0と1の間

 英国変異種が日本でも見つかった。もう既に日本でも変異種が広まっているのかも知れない。だいたいにおいて変異種がどこで生まれたかは分かっていない。英国で最初に見つかったのは、英国の遺伝子解析における大学と民間の協力網が世界で一番進んでいるからかもしれない。他の地域で生まれてその後英国に入ったウイルスが、最初に英国で「変異種」と認知されただけかも知れないのである。
 変異種は9月に既に生まれていたという説もある。もしこれが本当なら、秋の小康状態の間に世界各地に広まり、冬の到来に合わせて各国で今感染拡大中なのかも知れない。
 変異種の特性については12/21ブログで既に考察しているが、改めて再考したい。まず、英ロンドン大の論文によれば、変異種は感染力が従来種に比べて56%高まると言われている。感染力が1.56倍にアップしたらどうなるのであろうか? これを想像するには、ウイルスと免疫系がどのように戦っているかを理解できていることが必要となる。ウイルス感染部位には血流に乗って次々に免疫細胞が到着し抗体が発射される。ここにおいて重要な点は、ウイルス側も集団であり免疫側も集団であり、放たれる抗体は膨大な量になるというところである。世の中の議論で抜けている点は、この戦いが、ウイルスが1つ侵入したから感染したとか、抗体ができたから感染しないとか、そういう1か0かの話ではなく、ウイルス量 対 免疫量で決まる戦いであって、答えは0から1までの連続量の中で表されるという点である。
 このように考えると、感染力が1.56倍になるとはどうなることなのかが見えてくる。ウイルスは、従来種が3分掛かって感染した(攻め落とした)細胞数を、その1/1.56の約2分で攻め落とすことができることになる。あるいは、ウイルス濃度が1/1.56でも従来と同じように感染すると考えることもできる。この濃度の違いは、「従来種は50cmディスタンスでも感染しなかったが変異種は70cmディスタンスでも感染してしまう」と表現できるかも知れない。あるいは、マスクのウイルス阻止率が30~40%程度だとして、1.56倍の感染力はマスク効果を無くしてしまうほどの能力と言って良いのかも知れない。
 次に、変異種では重症化率が上がるか? である。ワイドショーにおける専門化の返答は「重症化するという事実は確認されてない」である。専門家はエビデンスが無いことは絶対言わない(言えない)のかも知れないが、これも0か1かで答えようとするから、こんなことしか言えないことになる。これは確率的に答えるべきではないだろうか。感染力のアップはスパイク蛋白質をコーディングするゲノム部位の変異であり、重症化率アップはそれ以外のゲノム部位の変異により発現する。このようなゲノムの変異の中で意味ある変異が起こる確率が非常に稀であるから、そんな稀に起きる変異がゲノムの2ヵ所に同時に起きる可能性は稀の2乗になるくらいの限りなくゼロに近い確率になる。

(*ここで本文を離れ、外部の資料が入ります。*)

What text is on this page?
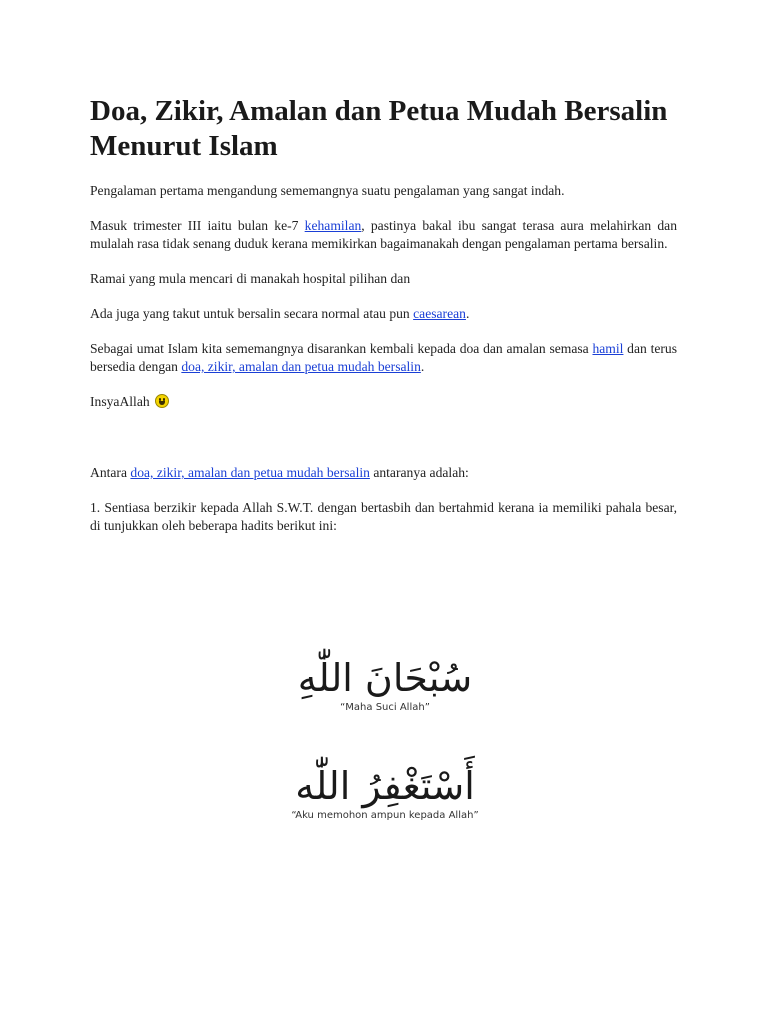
Doa, Zikir, Amalan dan Petua Mudah Bersalin Menurut Islam

Pengalaman pertama mengandung sememangnya suatu pengalaman yang sangat indah.

Masuk trimester III iaitu bulan ke-7 kehamilan, pastinya bakal ibu sangat terasa aura melahirkan dan mulalah rasa tidak senang duduk kerana memikirkan bagaimanakah dengan pengalaman pertama bersalin.

Ramai yang mula mencari di manakah hospital pilihan dan

Ada juga yang takut untuk bersalin secara normal atau pun caesarean.

Sebagai umat Islam kita sememangnya disarankan kembali kepada doa dan amalan semasa hamil dan terus bersedia dengan doa, zikir, amalan dan petua mudah bersalin.

InsyaAllah

Antara doa, zikir, amalan dan petua mudah bersalin antaranya adalah:

1. Sentiasa berzikir kepada Allah S.W.T. dengan bertasbih dan bertahmid kerana ia memiliki pahala besar, di tunjukkan oleh beberapa hadits berikut ini:

سُبْحَانَ اللّٰهِ
“Maha Suci Allah”
أَسْتَغْفِرُ اللّٰه
“Aku memohon ampun kepada Allah”
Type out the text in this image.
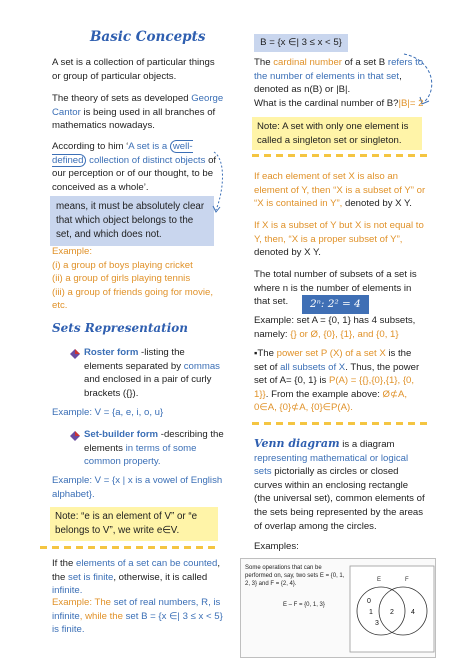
Basic Concepts
A set is a collection of particular things or group of particular objects.
The theory of sets as developed George Cantor is being used in all branches of mathematics nowadays.
According to him ‘A set is a well-defined collection of distinct objects of our perception or of our thought, to be conceived as a whole’.
means, it must be absolutely clear that which object belongs to the set, and which does not.
Example:
(i) a group of boys playing cricket
(ii) a group of girls playing tennis
(iii) a group of friends going for movie, etc.
Sets Representation
Roster form -listing the elements separated by commas and enclosed in a pair of curly brackets ({}).
Example: V = {a, e, i, o, u}
Set-builder form -describing the elements in terms of some common property.
Example: V = {x | x is a vowel of English alphabet}.
Note: “e is an element of V” or “e belongs to V”, we write e∈V.
If the elements of a set can be counted, the set is finite, otherwise, it is called infinite.
Example: The set of real numbers, R, is infinite, while the set B = {x ∈| 3 ≤ x < 5} is finite.
B = {x ∈| 3 ≤ x < 5}
The cardinal number of a set B refers to the number of elements in that set, denoted as n(B) or |B|.
What is the cardinal number of B?|B|= 2
Note: A set with only one element is called a singleton set or singleton.
If each element of set X is also an element of Y, then “X is a subset of Y” or “X is contained in Y”, denoted by X Y.
If X is a subset of Y but X is not equal to Y, then, “X is a proper subset of Y”, denoted by X Y.
The total number of subsets of a set is where n is the number of elements in that set.	2ⁿ: 2² = 4
Example: set A = {0, 1} has 4 subsets, namely: {} or Ø, {0}, {1}, and {0, 1}
▪The power set P (X) of a set X is the set of all subsets of X. Thus, the power set of A= {0, 1} is P(A) = {{},{0},{1}, {0, 1}}. From the example above: Ø⊄A, 0∈A, {0}⊄A, {0}∈P(A).
Venn diagram is a diagram representing mathematical or logical sets pictorially as circles or closed curves within an enclosing rectangle (the universal set), common elements of the sets being represented by the areas of overlap among the circles.
Examples:
Some operations that can be performed on, say, two sets E = {0, 1, 2, 3} and F = {2, 4}.
E – F = {0, 1, 3}
E	F
0
1
3
2 4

 最後は、変異種ウイルスにワクチンは効くか? である。ワクチンはスパイク蛋白質に対する中和抗体を誘導する。このスパイク蛋白質に変異が生じて感染力がアップしているのだから、この変異はワクチンの効き方に必ず影響を与える。しかしながら、抗体は一つの抗原に対して複数あり、また抗原と抗体の結合点は複数あるので、抗原側(スパイク蛋白質側)の多少の形状変更でワクチンが全く効かなくなることはない。これらを踏まえて、答えは「ワクチンが効かなくなることはないが95%の有効性は必ず下がる」ということになる。